El desconocimiento del respeto a los derechos humanos, por parte de las fuerzas armadas, que están capacitados para defender a la patria del enemigo, hizo que Felipe Calderón fuera acusado de “crímenes de lesa humanidad” ante la Corte Penal de la Haya, señalamiento que, según observamos, lo enfureció al grado de amenazar a los 23 mil demandantes con aplicarles toda la fuerza de la ley.
El mal manejo de la crisis de la “influenza”, sólo logró un descalabro en el turismo y una gran desconfianza de los ciudadanos que se sintieron engañados y utilizados en una errónea campaña, en cual nos arrogamos el calificativo de ser salvadores del mundo.
En fin, cada tropiezo se convierte en un fracaso si no se toman las medidas pertinentes para evitarlo.
Ayúdate que Dios te ayudará.
No es poniendo foquitos en el zócalo, o remozando la Catedral, o bacheando algunas calles, lo que evita el enojo de los ciudadanos. Menos aun inaugurando gimnasios al aire libre o acudiendo a Roma a pedir ayuda del beato Palafox, como se puede hacer un gobierno digno y responsable.
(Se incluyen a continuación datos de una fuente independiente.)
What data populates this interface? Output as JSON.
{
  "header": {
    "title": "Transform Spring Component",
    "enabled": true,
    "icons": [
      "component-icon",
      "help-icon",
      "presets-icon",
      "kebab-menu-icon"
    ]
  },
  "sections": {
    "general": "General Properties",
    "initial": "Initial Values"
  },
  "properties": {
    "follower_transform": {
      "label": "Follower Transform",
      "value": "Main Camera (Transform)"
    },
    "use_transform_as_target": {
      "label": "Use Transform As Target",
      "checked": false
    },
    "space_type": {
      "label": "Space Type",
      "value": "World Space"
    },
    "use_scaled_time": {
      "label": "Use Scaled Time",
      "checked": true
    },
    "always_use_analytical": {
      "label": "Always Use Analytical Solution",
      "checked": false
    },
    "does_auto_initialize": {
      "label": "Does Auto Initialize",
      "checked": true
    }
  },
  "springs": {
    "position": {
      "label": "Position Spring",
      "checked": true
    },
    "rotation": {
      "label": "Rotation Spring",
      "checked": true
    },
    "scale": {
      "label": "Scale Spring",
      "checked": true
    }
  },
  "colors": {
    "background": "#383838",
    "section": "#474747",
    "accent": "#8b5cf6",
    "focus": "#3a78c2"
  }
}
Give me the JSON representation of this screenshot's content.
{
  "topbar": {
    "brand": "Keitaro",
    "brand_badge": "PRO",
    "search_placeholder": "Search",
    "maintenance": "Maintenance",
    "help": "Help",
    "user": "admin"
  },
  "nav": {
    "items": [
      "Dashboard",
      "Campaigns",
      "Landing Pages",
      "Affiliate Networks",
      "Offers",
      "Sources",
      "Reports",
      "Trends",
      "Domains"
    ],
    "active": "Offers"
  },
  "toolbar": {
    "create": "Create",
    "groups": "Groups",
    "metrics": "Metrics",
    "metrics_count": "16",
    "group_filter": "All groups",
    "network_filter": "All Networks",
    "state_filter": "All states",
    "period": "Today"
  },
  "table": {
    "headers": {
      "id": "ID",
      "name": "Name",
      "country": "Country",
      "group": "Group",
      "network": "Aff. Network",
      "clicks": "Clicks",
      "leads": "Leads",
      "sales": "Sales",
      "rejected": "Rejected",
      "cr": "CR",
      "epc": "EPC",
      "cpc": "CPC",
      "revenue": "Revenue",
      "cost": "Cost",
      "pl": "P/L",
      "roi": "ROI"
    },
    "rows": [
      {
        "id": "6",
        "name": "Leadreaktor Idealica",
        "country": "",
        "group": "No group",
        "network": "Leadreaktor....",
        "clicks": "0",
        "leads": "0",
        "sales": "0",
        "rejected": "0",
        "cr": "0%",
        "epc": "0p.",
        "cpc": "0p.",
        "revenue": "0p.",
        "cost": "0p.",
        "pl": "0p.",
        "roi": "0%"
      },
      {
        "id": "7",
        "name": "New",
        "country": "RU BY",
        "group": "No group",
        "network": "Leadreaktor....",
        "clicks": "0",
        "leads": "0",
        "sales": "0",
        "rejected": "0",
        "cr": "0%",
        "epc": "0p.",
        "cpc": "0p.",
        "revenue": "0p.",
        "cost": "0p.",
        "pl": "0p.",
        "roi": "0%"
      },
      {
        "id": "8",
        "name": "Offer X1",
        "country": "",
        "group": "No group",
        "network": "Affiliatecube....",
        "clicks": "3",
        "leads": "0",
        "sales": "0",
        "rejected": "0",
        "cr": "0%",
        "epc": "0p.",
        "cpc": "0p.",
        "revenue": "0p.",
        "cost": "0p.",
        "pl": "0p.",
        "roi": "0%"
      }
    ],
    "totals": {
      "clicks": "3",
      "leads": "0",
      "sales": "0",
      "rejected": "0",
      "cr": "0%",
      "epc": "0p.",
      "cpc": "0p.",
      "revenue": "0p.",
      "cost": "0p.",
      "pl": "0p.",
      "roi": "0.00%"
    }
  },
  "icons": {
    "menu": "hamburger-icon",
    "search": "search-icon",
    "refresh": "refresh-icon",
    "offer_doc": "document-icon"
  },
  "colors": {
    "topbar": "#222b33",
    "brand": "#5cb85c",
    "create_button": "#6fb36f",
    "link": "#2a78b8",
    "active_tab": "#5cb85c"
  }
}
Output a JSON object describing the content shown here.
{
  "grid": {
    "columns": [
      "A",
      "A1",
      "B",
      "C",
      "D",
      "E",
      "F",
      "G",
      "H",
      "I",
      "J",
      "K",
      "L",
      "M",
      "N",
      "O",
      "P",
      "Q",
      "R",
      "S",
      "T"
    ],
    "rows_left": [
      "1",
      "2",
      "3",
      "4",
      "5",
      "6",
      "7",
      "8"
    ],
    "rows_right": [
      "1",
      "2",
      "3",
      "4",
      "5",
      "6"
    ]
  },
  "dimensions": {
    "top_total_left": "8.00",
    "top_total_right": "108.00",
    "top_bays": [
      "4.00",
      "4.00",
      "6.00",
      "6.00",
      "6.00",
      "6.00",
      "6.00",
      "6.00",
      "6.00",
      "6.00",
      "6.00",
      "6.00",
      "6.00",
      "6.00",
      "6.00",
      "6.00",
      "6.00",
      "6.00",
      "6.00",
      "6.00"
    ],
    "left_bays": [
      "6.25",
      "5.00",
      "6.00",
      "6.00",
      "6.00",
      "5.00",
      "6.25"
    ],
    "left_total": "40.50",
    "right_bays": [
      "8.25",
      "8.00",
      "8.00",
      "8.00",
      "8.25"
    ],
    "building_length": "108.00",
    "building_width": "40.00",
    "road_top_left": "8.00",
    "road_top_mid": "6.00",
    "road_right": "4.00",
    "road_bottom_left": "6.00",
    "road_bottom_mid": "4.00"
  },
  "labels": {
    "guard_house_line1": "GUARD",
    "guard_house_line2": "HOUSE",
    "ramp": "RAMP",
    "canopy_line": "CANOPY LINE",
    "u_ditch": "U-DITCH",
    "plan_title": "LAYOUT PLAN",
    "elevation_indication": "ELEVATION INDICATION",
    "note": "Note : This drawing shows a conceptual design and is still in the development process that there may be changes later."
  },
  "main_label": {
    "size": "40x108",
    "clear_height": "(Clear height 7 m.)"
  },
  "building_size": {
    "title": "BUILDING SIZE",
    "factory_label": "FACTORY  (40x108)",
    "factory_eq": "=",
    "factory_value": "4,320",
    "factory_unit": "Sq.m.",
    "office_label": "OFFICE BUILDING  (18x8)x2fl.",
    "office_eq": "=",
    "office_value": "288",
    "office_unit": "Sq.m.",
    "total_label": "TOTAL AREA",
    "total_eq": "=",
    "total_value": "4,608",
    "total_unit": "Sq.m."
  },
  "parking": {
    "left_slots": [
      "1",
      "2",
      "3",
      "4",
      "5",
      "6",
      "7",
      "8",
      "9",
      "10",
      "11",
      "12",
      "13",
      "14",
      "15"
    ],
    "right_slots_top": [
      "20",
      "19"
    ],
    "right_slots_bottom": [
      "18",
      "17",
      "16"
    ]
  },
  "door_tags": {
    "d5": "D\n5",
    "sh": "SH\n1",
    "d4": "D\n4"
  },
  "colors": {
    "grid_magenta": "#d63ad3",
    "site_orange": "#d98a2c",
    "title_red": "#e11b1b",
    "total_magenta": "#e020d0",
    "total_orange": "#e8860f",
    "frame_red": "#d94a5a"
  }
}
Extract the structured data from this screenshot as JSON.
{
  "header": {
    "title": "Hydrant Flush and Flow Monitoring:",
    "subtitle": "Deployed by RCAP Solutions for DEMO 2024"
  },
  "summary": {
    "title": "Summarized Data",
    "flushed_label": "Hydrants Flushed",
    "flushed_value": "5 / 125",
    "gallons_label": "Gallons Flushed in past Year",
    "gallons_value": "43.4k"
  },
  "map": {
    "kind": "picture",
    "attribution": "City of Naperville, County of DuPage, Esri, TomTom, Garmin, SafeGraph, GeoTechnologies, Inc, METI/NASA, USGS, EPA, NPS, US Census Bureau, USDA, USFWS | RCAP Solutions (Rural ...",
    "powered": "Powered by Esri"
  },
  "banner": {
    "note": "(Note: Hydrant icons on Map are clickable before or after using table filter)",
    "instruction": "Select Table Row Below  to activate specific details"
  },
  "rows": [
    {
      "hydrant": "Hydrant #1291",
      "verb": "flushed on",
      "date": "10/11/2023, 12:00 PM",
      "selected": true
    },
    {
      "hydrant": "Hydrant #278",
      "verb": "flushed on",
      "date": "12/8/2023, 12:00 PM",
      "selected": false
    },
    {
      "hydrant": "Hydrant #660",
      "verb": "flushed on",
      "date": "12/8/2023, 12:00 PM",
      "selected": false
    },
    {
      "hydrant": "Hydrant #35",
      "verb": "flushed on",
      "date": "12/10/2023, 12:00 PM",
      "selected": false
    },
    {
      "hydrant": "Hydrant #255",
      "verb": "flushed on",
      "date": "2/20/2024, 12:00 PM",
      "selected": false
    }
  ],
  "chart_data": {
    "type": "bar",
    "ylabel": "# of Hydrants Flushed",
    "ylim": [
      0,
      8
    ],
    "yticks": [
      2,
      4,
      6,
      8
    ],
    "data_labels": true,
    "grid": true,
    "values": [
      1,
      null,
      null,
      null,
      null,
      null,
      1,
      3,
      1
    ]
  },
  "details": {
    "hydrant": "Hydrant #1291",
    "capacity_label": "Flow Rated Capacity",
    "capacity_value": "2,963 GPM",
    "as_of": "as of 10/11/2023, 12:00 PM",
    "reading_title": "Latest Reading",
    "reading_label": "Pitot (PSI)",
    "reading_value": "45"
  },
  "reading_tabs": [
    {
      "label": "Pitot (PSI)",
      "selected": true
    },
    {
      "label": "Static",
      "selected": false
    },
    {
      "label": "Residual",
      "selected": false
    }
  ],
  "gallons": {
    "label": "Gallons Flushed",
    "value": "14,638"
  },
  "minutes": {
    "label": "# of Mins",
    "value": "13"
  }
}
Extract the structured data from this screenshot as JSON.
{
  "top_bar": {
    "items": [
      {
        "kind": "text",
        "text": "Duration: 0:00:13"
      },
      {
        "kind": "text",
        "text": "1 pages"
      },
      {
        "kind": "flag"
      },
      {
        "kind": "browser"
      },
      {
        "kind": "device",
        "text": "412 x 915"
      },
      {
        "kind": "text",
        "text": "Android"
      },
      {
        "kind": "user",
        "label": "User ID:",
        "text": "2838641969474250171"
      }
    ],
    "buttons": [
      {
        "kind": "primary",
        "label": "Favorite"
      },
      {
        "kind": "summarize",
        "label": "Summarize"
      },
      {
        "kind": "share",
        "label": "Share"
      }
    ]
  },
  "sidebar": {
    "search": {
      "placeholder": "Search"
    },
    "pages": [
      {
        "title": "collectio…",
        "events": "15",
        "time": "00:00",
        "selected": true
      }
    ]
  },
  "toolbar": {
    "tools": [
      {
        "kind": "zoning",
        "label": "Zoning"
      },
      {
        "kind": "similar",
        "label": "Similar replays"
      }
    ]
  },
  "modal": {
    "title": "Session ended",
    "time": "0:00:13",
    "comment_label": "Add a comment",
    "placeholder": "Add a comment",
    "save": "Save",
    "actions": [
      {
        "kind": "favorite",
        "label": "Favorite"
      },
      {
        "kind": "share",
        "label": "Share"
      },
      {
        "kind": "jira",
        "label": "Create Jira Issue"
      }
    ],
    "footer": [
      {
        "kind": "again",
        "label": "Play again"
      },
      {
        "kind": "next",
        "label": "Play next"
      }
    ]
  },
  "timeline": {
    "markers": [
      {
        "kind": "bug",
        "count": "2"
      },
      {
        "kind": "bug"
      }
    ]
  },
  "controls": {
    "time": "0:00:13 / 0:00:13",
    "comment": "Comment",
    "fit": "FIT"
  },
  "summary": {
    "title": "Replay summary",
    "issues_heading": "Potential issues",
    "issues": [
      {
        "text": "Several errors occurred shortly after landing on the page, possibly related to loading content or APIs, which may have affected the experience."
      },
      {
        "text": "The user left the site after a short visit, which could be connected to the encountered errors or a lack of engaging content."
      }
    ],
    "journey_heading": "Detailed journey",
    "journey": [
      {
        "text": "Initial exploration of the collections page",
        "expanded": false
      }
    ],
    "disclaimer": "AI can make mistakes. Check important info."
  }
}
¿Para esto lucharon tanto por llegar al poder los integrantes del Partido Acción Nacional? Hay que usar el talento propio o de los colaboradores, respetar la Constitución que nos rige y trabajar para salir adelante y no echarle la culpa a Dios, que sabe porque nos manda calamidades y que sólo Él nos podrá sacar del hoyo en que nos han metido los funcionarios mediocres, corruptos y pusilánimes.
Calderón no resistió la tentación de hacerse un acto laudatorio a nivel nacional y reunió en el Campo Marte a los funcionarios, políticos, amigos y beneficiarios de Oportunidades. Se pasó una hora presumiendo sus logros; batimos los records mundiales en mejorar la medicina, educación, apoyo al campo, a las mujeres, a los niños, a los indígenas, a las personas de la tercera edad, en política internacional, etcétera, etcétera. Incluso dijo que estamos mejor que los europeos (¿en donde encontrará estas cifras?), y que al presidir el próximo año el grupo G20, lograremos salvar la economía mundial. Sólo faltó que gritara, ¡Voten por el PAN! para que sigan mis triunfos.
Alabanza en boca propia es Vituperio.